Linux getting all network interface names
I need to collect all the interface names, even the ones that aren't up at the moment. Like ifconfig -a
.
getifaddrs()
is iterating through same interface name multiple times. How can I collect all the interface names just once using getifaddrs()
?
Solution 1:
You could check which entries from getifaddrs belong to the AF_PACKET family.

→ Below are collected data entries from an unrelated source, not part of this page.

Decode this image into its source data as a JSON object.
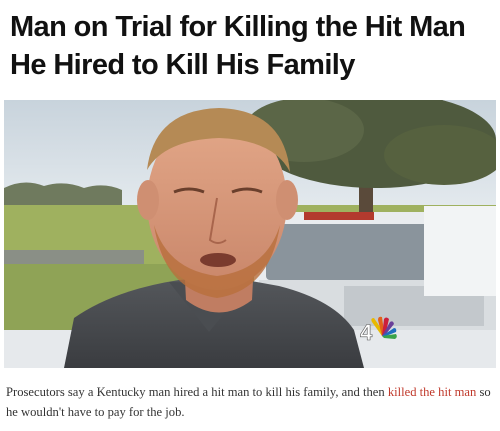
{
  "article": {
    "headline": "Man on Trial for Killing the Hit Man He Hired to Kill His Family",
    "photo": {
      "watermark_icon": "nbc-peacock-icon",
      "watermark_channel": "4"
    },
    "caption": {
      "text_before": "Prosecutors say a Kentucky man hired a hit man to kill his family, and then ",
      "link_text": "killed the hit man",
      "text_after": " so he wouldn't have to pay for the job.",
      "link_color": "#c0392b"
    }
  }
}
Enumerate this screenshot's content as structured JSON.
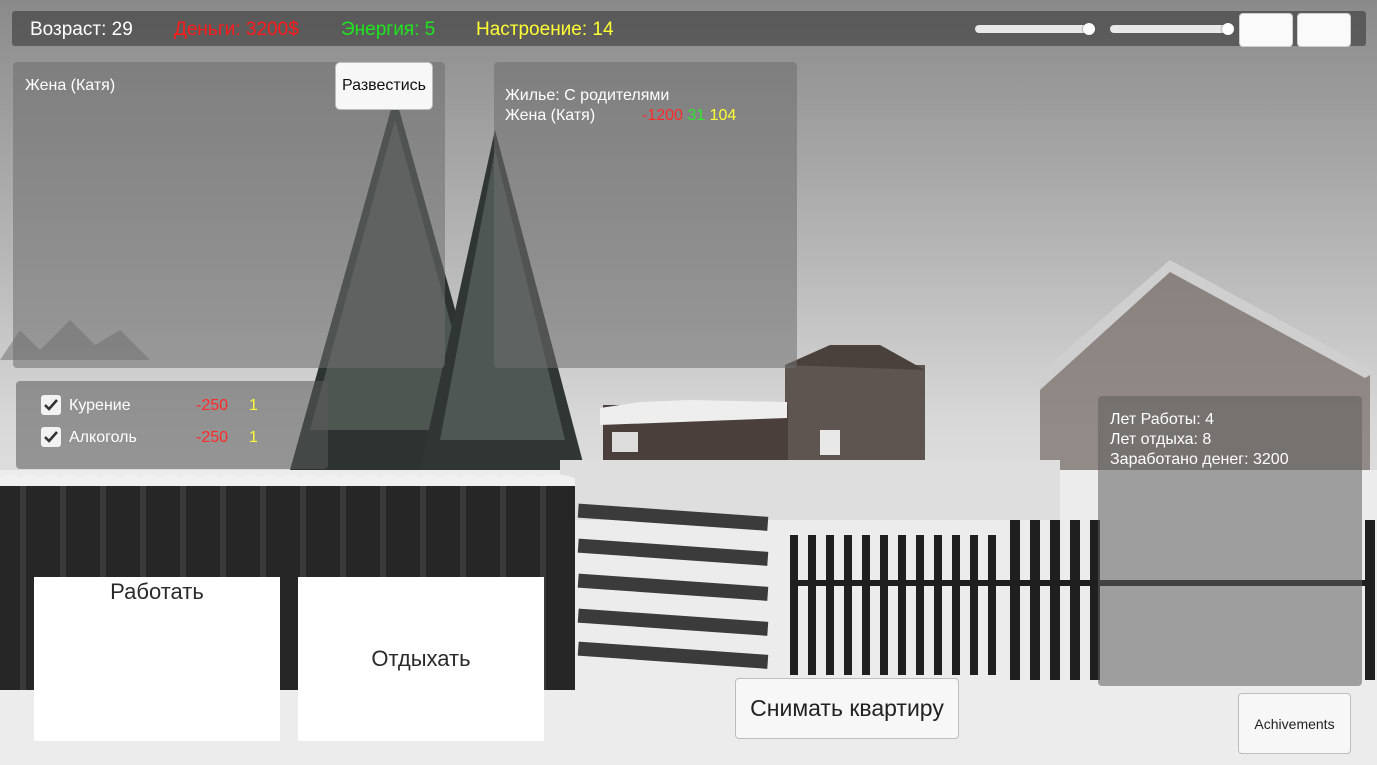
{
  "topbar": {
    "age": "Возраст: 29",
    "money": "Деньги: 3200$",
    "energy": "Энергия: 5",
    "mood": "Настроение: 14",
    "slider1_level": 0.95,
    "slider2_level": 0.98
  },
  "relationship": {
    "title": "Жена (Катя)",
    "divorce_label": "Развестись"
  },
  "expenses": {
    "housing": "Жилье: С родителями",
    "spouse": "Жена (Катя)",
    "spouse_cost": "-1200",
    "spouse_energy": "31",
    "spouse_mood": "104"
  },
  "habits": [
    {
      "label": "Курение",
      "cost": "-250",
      "mood": "1",
      "checked": true
    },
    {
      "label": "Алкоголь",
      "cost": "-250",
      "mood": "1",
      "checked": true
    }
  ],
  "stats": {
    "work_years": "Лет Работы: 4",
    "rest_years": "Лет отдыха: 8",
    "earned": "Заработано денег: 3200"
  },
  "actions": {
    "work": "Работать",
    "rest": "Отдыхать",
    "rent": "Снимать квартиру",
    "achievements": "Achivements"
  },
  "colors": {
    "money": "#ff1a1a",
    "energy": "#1ee61e",
    "mood": "#ffff33"
  }
}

On my system that seems to list all interfaces:
struct ifaddrs *addrs,*tmp;
getifaddrs(&addrs);
tmp = addrs;
while (tmp)
{
if (tmp->ifa_addr && tmp->ifa_addr->sa_family == AF_PACKET)

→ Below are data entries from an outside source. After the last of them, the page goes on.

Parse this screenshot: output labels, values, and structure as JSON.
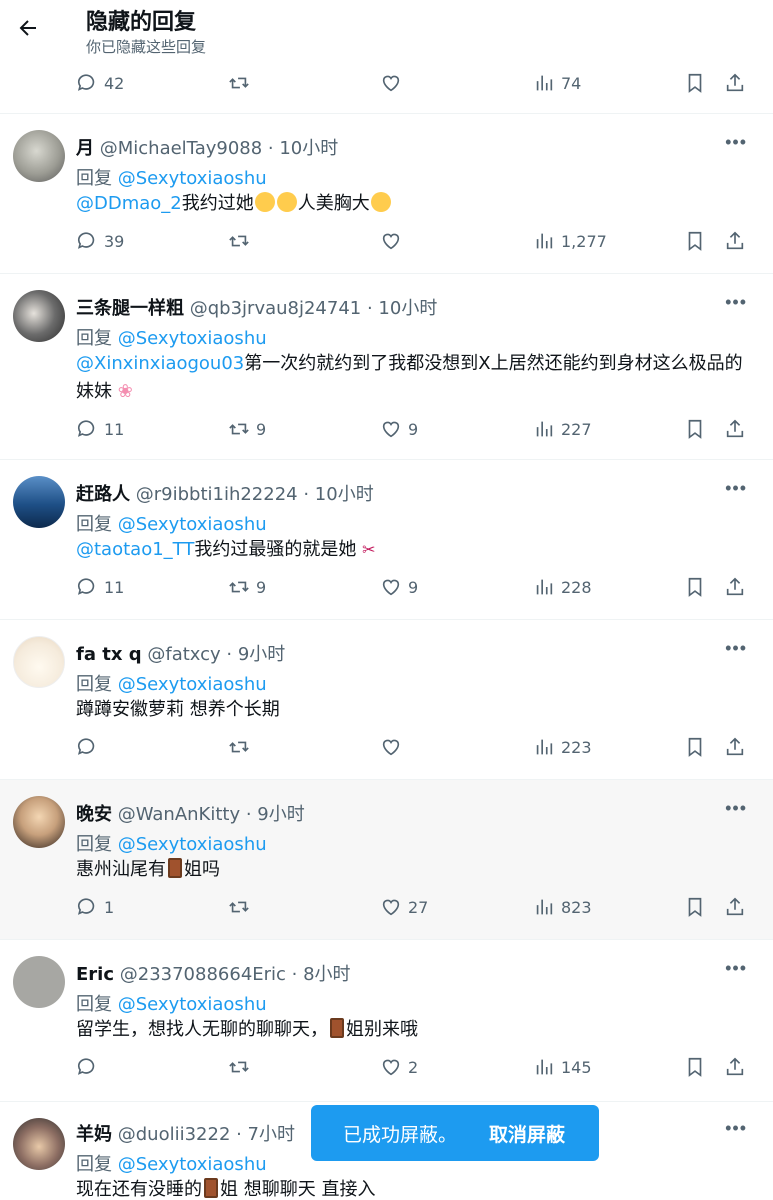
{
  "header": {
    "title": "隐藏的回复",
    "subtitle": "你已隐藏这些回复"
  },
  "top_actions": {
    "reply_count": "42",
    "view_count": "74"
  },
  "tweets": [
    {
      "name": "月",
      "handle": "@MichaelTay9088 · 10小时",
      "reply_label": "回复",
      "reply_to": "@Sexytoxiaoshu",
      "mention": "@DDmao_2",
      "text": "我约过她",
      "text2": "人美胸大",
      "reply_count": "39",
      "retweet_count": "",
      "like_count": "",
      "view_count": "1,277"
    },
    {
      "name": "三条腿一样粗",
      "handle": "@qb3jrvau8j24741 · 10小时",
      "reply_label": "回复",
      "reply_to": "@Sexytoxiaoshu",
      "mention": "@Xinxinxiaogou03",
      "text": "第一次约就约到了我都没想到X上居然还能约到身材这么极品的妹妹",
      "reply_count": "11",
      "retweet_count": "9",
      "like_count": "9",
      "view_count": "227"
    },
    {
      "name": "赶路人",
      "handle": "@r9ibbti1ih22224 · 10小时",
      "reply_label": "回复",
      "reply_to": "@Sexytoxiaoshu",
      "mention": "@taotao1_TT",
      "text": "我约过最骚的就是她",
      "reply_count": "11",
      "retweet_count": "9",
      "like_count": "9",
      "view_count": "228"
    },
    {
      "name": "fa tx q",
      "handle": "@fatxcy · 9小时",
      "reply_label": "回复",
      "reply_to": "@Sexytoxiaoshu",
      "mention": "",
      "text": "蹲蹲安徽萝莉 想养个长期",
      "reply_count": "",
      "retweet_count": "",
      "like_count": "",
      "view_count": "223"
    },
    {
      "name": "晚安",
      "handle": "@WanAnKitty · 9小时",
      "reply_label": "回复",
      "reply_to": "@Sexytoxiaoshu",
      "mention": "",
      "text": "惠州汕尾有",
      "text2": "姐吗",
      "reply_count": "1",
      "retweet_count": "",
      "like_count": "27",
      "view_count": "823"
    },
    {
      "name": "Eric",
      "handle": "@2337088664Eric · 8小时",
      "reply_label": "回复",
      "reply_to": "@Sexytoxiaoshu",
      "mention": "",
      "text": "留学生，想找人无聊的聊聊天，",
      "text2": "姐别来哦",
      "reply_count": "",
      "retweet_count": "",
      "like_count": "2",
      "view_count": "145"
    },
    {
      "name": "羊妈",
      "handle": "@duolii3222 · 7小时",
      "reply_label": "回复",
      "reply_to": "@Sexytoxiaoshu",
      "mention": "",
      "text": "现在还有没睡的",
      "text2": "姐 想聊聊天 直接入"
    }
  ],
  "toast": {
    "message": "已成功屏蔽。",
    "undo": "取消屏蔽"
  },
  "colors": {
    "accent": "#1d9bf0",
    "muted": "#536471",
    "text": "#0f1419"
  }
}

printf("%s\n", tmp->ifa_name);
tmp = tmp->ifa_next;
}
freeifaddrs(addrs);
Solution 2:
getifaddrs() will only return your interfaces addresses, not the interfaces themselves.
What if any of your interface has no address, or no address of the requested family, as suggested with the 'AF_PACKET' one ?
Here, an example where I’ve got a tunnel interface (with an OpenVPN connexion), and where I’m listing all entries from getifaddrs() for each of my network interfaces:
[0] 1: lo address family: 17 (AF_PACKET) b4:11:00:00:00:01
address family: 2 (AF_INET) address: <127.0.0.1>
address family: 10 (AF_INET6) address: <::1>
[...]
[5] 10: tun0 address family: 2 (AF_INET) address: <172.16.0.14>
[EOF]
Bam. No AF_PACKET on the "tun0" interface, but it DOES exist on the system.
You should, instead, use if_nameindex() syscall, which does exactly what you want. In other words, with no arguments, it returns a list of all interfaces on your system:
#include <net/if.h>
#include <stdio.h>
int main (void)
{
struct if_nameindex *if_nidxs, *intf;
if_nidxs = if_nameindex();
if ( if_nidxs != NULL )
{
for (intf = if_nidxs; intf->if_index != 0 || intf->if_name != NULL; intf++)
{
printf("%s\n", intf->if_name);
}
if_freenameindex(if_nidxs);
}
return 0;
}
And voilà.
Solution 3:
It seems that ifconfig -a
only lists active interfaces (at least on Fedora 19). I know I have at least one more network card that I'm not seeing. Anyway, I get the same list as:
ls -1 /sys/class/net
Which could easily be done programatically.